Follow the Yellow Brick Road: A Review of ‘The Wizard of Oz’ Musical


Photo by Maya Sabbaghian

Dorothy, Scarecrow, Tinman and the Lion are about to embark on their journey to the Land of Oz.

Maya Sabbaghian , Co-Editor-in-Chief

Somewhere over the rainbow soared the second annual musical, “The Wizard of Oz.” A stunning display of talented performers, crew members and directors, “The Wizard of Oz” successfully merged visual and performing arts programs to create a memorable show, transporting viewers into the 1939 classic.

The casting of many of the actors were a perfect fit. Dorothy Gale (Rachel Abalos) instantly reminded me of the original Dorothy played by Judy Garland. With a strong singing voice and innocent demeanor, Abalos fit the role perfectly, smoothly drawing the audience into the show. Her polite attitude served as a stark contrast to the Wicked Witch of the West (Mahum Khan), who mastered the high-pitched, evil cackle.

One of my favorite scenes was when a trio of trees (Tabitha Bradley, Aliyah Davis and Kylie Palacio) threw apples at Dorothy and the Scarecrow (Eric Hao). The harmony of their singing paired with the humor of the scene was enticing.

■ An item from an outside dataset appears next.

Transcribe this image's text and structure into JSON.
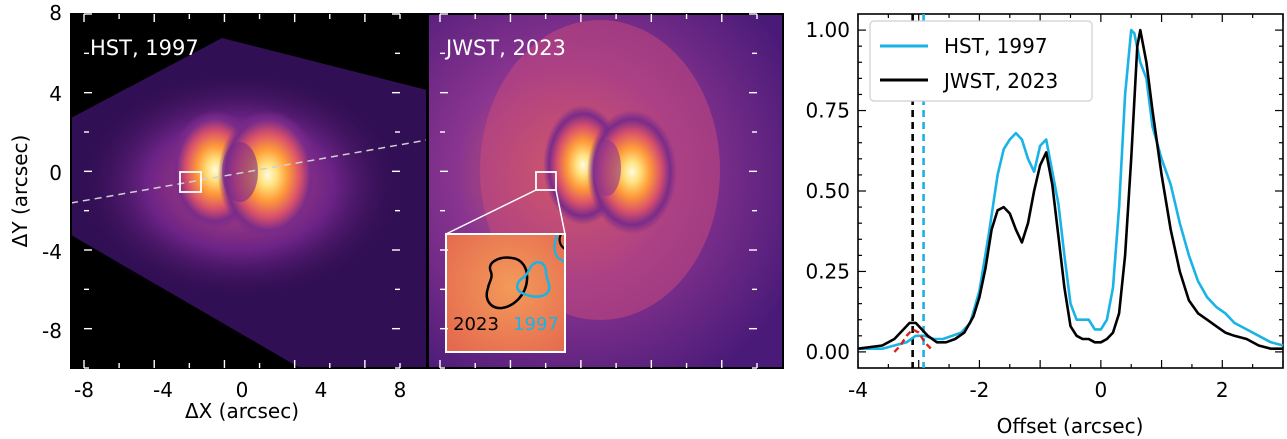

Another highlight of the show was the scene in which Portola Springs elementary school students playing the Munchkins along with other Portola High actors welcomed Dorothy to the Land of Oz. The cute, yet slightly off-beat dancing of the young children put a smile on the faces in the audience.

A large improvement from last year’s musical was the incorporation of a live orchestra instead of pre-recorded tracks. The difference is astounding, with the rich, intertwining sounds of strings, winds and percussion. The two-hours of rehearsed music accompanied the singers’ voices in a melodic manner.

The choreography for much of the musical was upbeat and simple, making it fun to watch and easy to follow. Paired with the music, it made me want to dance and sing along with the actors on stage.

Another critical aspect to the success of the show was the stage design and props. Although there were a few small malfunctions, such as the curtain that Oz (Nicholas Sanchez) hides behind falling as Toto (stuffed animal) “pulls” it open, the overall design paired effectively with lighting to set each scene.

One of the best scenes in terms of combining stage design, costumes and lighting was where Dorothy, the Scarecrow, the Tinman (Youssef Yassin) and the Lion (Ian Aros) marched through a field of poppies, falling under a sleeping spell from the Wicked Witch. The actors on stage held vibrant paper poppies while dressed as the flower itself. During the scene, snowflakes were strung down from above the actors while a deep red light flooded the stage, creating a beautiful and mysterious image.

“The Wizard of Oz” is ultimately another musical in the books. A step up from last year’s, it sets a strong precedent for the classes to come. Each scene flowed seamlessly throughout the performance, and in the end, I was reluctant to click my ruby heels and return home, back to my seat in a dark theater.